Globally, the prevalence of insufficient physical activity in boys dropped slightly from 80% to 78% between 2001 and 2016, but there was no change in girls over time, remaining at around 85%.
Authors of the study called on governments worldwide to address factors that could perpetuate the disparities between boys and girls, including societal factors such as countries where girls are expected to perform increased domestic tasks.

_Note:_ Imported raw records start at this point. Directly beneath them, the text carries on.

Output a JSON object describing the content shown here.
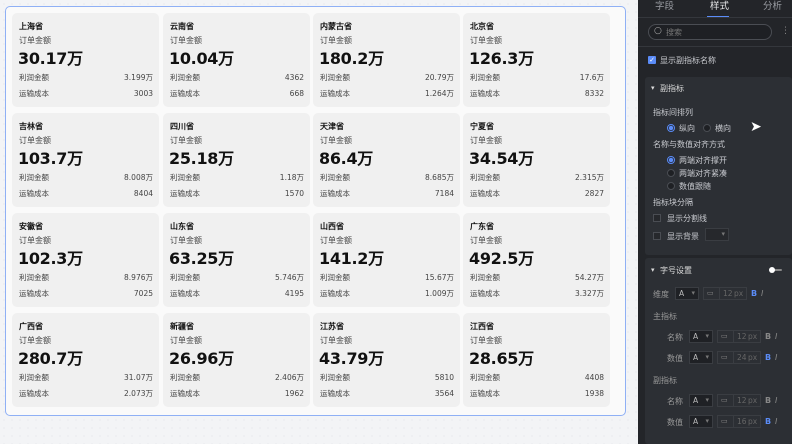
{
  "cards": [
    {
      "name": "上海省",
      "label": "订单金额",
      "value": "30.17万",
      "profit_label": "利润金额",
      "profit": "3.199万",
      "cost_label": "运输成本",
      "cost": "3003"
    },
    {
      "name": "云南省",
      "label": "订单金额",
      "value": "10.04万",
      "profit_label": "利润金额",
      "profit": "4362",
      "cost_label": "运输成本",
      "cost": "668"
    },
    {
      "name": "内蒙古省",
      "label": "订单金额",
      "value": "180.2万",
      "profit_label": "利润金额",
      "profit": "20.79万",
      "cost_label": "运输成本",
      "cost": "1.264万"
    },
    {
      "name": "北京省",
      "label": "订单金额",
      "value": "126.3万",
      "profit_label": "利润金额",
      "profit": "17.6万",
      "cost_label": "运输成本",
      "cost": "8332"
    },
    {
      "name": "吉林省",
      "label": "订单金额",
      "value": "103.7万",
      "profit_label": "利润金额",
      "profit": "8.008万",
      "cost_label": "运输成本",
      "cost": "8404"
    },
    {
      "name": "四川省",
      "label": "订单金额",
      "value": "25.18万",
      "profit_label": "利润金额",
      "profit": "1.18万",
      "cost_label": "运输成本",
      "cost": "1570"
    },
    {
      "name": "天津省",
      "label": "订单金额",
      "value": "86.4万",
      "profit_label": "利润金额",
      "profit": "8.685万",
      "cost_label": "运输成本",
      "cost": "7184"
    },
    {
      "name": "宁夏省",
      "label": "订单金额",
      "value": "34.54万",
      "profit_label": "利润金额",
      "profit": "2.315万",
      "cost_label": "运输成本",
      "cost": "2827"
    },
    {
      "name": "安徽省",
      "label": "订单金额",
      "value": "102.3万",
      "profit_label": "利润金额",
      "profit": "8.976万",
      "cost_label": "运输成本",
      "cost": "7025"
    },
    {
      "name": "山东省",
      "label": "订单金额",
      "value": "63.25万",
      "profit_label": "利润金额",
      "profit": "5.746万",
      "cost_label": "运输成本",
      "cost": "4195"
    },
    {
      "name": "山西省",
      "label": "订单金额",
      "value": "141.2万",
      "profit_label": "利润金额",
      "profit": "15.67万",
      "cost_label": "运输成本",
      "cost": "1.009万"
    },
    {
      "name": "广东省",
      "label": "订单金额",
      "value": "492.5万",
      "profit_label": "利润金额",
      "profit": "54.27万",
      "cost_label": "运输成本",
      "cost": "3.327万"
    },
    {
      "name": "广西省",
      "label": "订单金额",
      "value": "280.7万",
      "profit_label": "利润金额",
      "profit": "31.07万",
      "cost_label": "运输成本",
      "cost": "2.073万"
    },
    {
      "name": "新疆省",
      "label": "订单金额",
      "value": "26.96万",
      "profit_label": "利润金额",
      "profit": "2.406万",
      "cost_label": "运输成本",
      "cost": "1962"
    },
    {
      "name": "江苏省",
      "label": "订单金额",
      "value": "43.79万",
      "profit_label": "利润金额",
      "profit": "5810",
      "cost_label": "运输成本",
      "cost": "3564"
    },
    {
      "name": "江西省",
      "label": "订单金额",
      "value": "28.65万",
      "profit_label": "利润金额",
      "profit": "4408",
      "cost_label": "运输成本",
      "cost": "1938"
    }
  ],
  "panel": {
    "tabs": [
      "字段",
      "样式",
      "分析"
    ],
    "active_tab": "样式",
    "search_placeholder": "搜索",
    "show_sub_name": "显示副指标名称",
    "sub_section": {
      "title": "副指标",
      "arrange_label": "指标间排列",
      "arrange_options": [
        "纵向",
        "横向"
      ],
      "arrange_selected": "纵向",
      "align_label": "名称与数值对齐方式",
      "align_options": [
        "两端对齐撑开",
        "两端对齐紧凑",
        "数值跟随"
      ],
      "align_selected": "两端对齐撑开",
      "divider_label": "指标块分隔",
      "show_divider": "显示分割线",
      "show_bg": "显示背景"
    },
    "font_section": {
      "title": "字号设置",
      "dimension_label": "维度",
      "dimension_size": "12",
      "main_label": "主指标",
      "sub_label": "副指标",
      "name_label": "名称",
      "value_label": "数值",
      "main_name_size": "12",
      "main_value_size": "24",
      "sub_name_size": "12",
      "sub_value_size": "16",
      "font_glyph": "A",
      "unit": "px",
      "bold": "B",
      "italic": "I"
    },
    "accent": "#5b8cf7"
  }
}
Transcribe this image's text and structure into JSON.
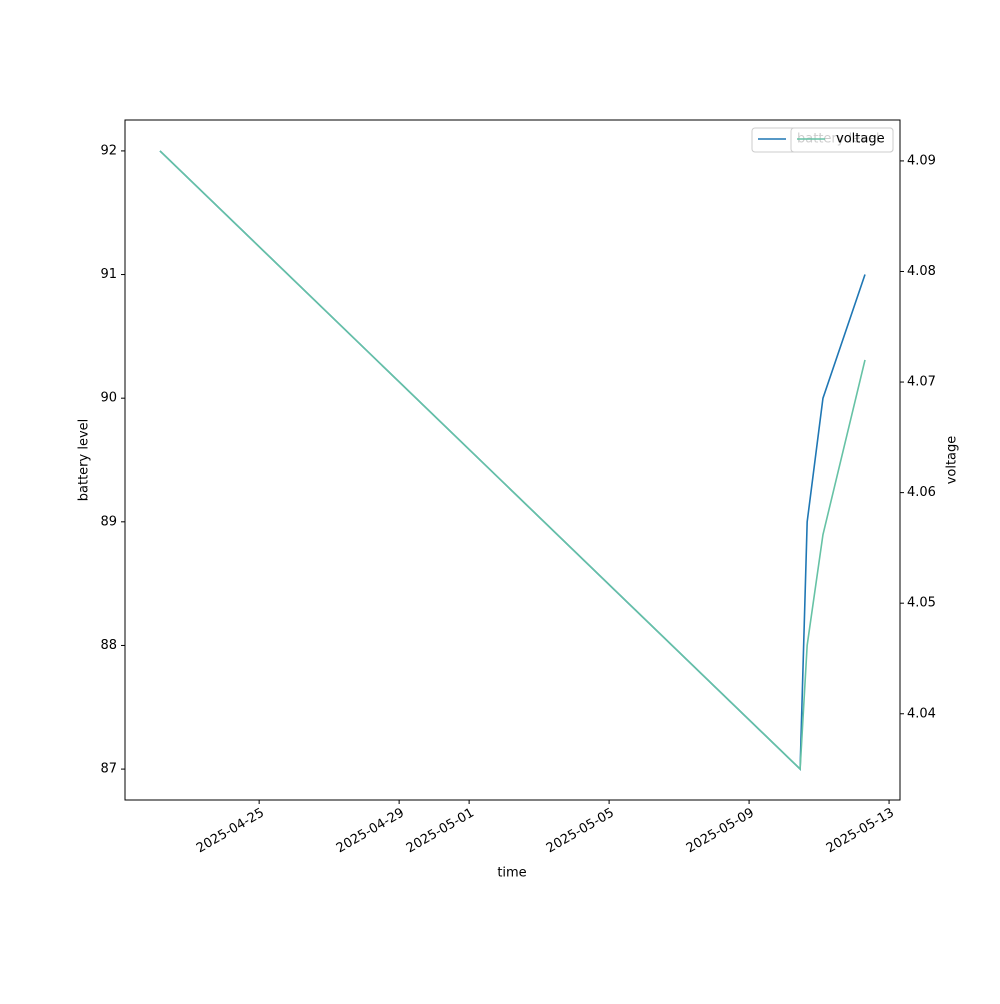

In a statement on Friday, co-author Dr Fiona Bull said. “Strong political will and action can address the fact that four in every five adolescents do not experience the enjoyment and social, physical, and mental health benefits of regular physical activity.”“Policy makers and stakeholders should be encouraged to act now for the health of this and future young generations.”
The WHO recommends that adolescents engage in “moderate to vigorous exercise” for at least 60 minutes per day to promote both healthy physical development and social skills.
Improved cardiorespiratory fitness, muscular strength, and bone strength are the benefits of physical activity during youthfulness. According to the WHO, there is proof that many of these advantages will continue into adulthood.